Se il Pnrr non riuscirà ad emancipare – attivando la leva dello sviluppo economico – le regioni del Sud come Calabria, Sicilia, Campania, Puglia, Basilicata e Sardegna, allora non avrà assolto alla sua funzione di ricostruzione e riequilibrio dalla crisi economica ultra decennale, drammaticamente acuita dalla pandemia. In caso di fallimento, il Paese intero, dimentico troppe volte del Mezzogiorno, avrebbe perso l’ennesima occasione. Ma come fare quindi per vincere la scommessa del Recovery Plan in Italia? Nessun azzardo. Sono due le direttrici su cui puntare: capacità di programmazione della spesa e rafforzamento della pubblica amministrazione nei territori.

La capacità di programmazione e quindi di spesa sarà fondamentale per il regolamento dei bandi di gara. Le cui linee discenderanno dalle componenti strutturali che definiscono le missioni del Pnrr, e dovranno tenere conto di vincoli territoriali. Nel rafforzamento tecnico della PA delle Regioni ed enti locali, ci giocheremo tutto sull’immissione di nuove professionalità e nella capacità dell’Agenzia della coesione territoriale del Ministero del Sud di coordinare sapientemente in maniera operativa le nuove assunzioni destinate al Mezzogiorno d’Italia. Il Dipartimento delle Politiche di Coesione da troppo tempo registra dati che rilevano scarsa capacità di programmazione e spesa, anche per il coordinamento scarsamente efficace con le Regioni.

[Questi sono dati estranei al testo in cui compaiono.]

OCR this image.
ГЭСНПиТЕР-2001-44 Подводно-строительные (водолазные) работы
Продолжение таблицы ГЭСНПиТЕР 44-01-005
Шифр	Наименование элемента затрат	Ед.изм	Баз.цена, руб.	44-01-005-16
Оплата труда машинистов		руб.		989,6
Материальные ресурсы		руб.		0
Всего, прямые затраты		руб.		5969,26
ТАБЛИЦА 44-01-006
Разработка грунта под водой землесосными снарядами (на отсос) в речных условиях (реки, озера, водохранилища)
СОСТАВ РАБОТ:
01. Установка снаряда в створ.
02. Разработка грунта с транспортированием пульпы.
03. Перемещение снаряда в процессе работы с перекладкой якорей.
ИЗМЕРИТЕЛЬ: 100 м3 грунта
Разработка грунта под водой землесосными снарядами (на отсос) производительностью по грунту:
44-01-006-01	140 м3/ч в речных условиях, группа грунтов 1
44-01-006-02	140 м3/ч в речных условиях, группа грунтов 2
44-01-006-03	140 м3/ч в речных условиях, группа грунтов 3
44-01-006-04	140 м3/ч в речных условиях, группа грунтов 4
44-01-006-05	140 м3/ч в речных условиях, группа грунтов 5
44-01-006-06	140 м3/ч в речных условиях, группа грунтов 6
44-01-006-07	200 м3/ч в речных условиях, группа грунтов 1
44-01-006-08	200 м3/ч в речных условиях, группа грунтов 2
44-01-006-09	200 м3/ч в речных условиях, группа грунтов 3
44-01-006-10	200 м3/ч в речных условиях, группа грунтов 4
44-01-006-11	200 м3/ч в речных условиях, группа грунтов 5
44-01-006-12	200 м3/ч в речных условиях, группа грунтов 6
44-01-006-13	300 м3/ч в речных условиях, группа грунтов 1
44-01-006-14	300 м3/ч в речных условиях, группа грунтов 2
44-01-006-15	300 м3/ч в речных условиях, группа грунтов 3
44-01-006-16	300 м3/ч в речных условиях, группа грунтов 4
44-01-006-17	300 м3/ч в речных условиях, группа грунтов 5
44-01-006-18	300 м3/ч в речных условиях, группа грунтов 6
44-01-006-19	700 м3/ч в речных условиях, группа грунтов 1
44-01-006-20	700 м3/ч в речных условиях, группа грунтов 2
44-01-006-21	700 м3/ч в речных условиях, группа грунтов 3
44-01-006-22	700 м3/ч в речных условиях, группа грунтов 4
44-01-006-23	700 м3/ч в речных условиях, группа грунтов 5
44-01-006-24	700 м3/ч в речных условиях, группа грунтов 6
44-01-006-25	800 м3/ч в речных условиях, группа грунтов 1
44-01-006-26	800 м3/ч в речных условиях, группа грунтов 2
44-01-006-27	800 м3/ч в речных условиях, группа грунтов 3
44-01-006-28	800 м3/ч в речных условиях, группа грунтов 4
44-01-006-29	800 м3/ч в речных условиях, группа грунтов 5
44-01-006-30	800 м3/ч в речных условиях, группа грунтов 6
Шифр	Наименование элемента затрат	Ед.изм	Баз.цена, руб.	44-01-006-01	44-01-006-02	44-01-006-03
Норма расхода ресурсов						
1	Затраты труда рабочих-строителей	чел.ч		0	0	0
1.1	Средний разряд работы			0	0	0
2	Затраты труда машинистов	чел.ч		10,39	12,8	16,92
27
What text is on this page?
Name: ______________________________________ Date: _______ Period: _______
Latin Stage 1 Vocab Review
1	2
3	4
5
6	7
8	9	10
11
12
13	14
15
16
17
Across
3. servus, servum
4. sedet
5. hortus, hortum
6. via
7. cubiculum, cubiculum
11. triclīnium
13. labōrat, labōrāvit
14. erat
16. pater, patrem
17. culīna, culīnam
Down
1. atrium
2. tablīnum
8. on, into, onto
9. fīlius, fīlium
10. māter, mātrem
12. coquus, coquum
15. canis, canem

Credo molto nella tenacia della ministra Mara Carfagna che, grazie alla sua esperienza, potrà imprimere grossi risultati, come già ottenuto per le risorse destinate al Sud nel Pnrr. Da Sottosegretaria non farò mai mancare il mio sostegno, credendo nella capacità di mediazione che il femminile riesce ad imprimere. Ecco perché chi parla di Sud non può dimenticare l’impegno concreto delle forze politiche nelle prossime tornate elettorali amministrative e regionali. La capacità di investire a Sud parte dalla serietà del progetti politico-amministrativi messi in campo nelle competizioni elettorali.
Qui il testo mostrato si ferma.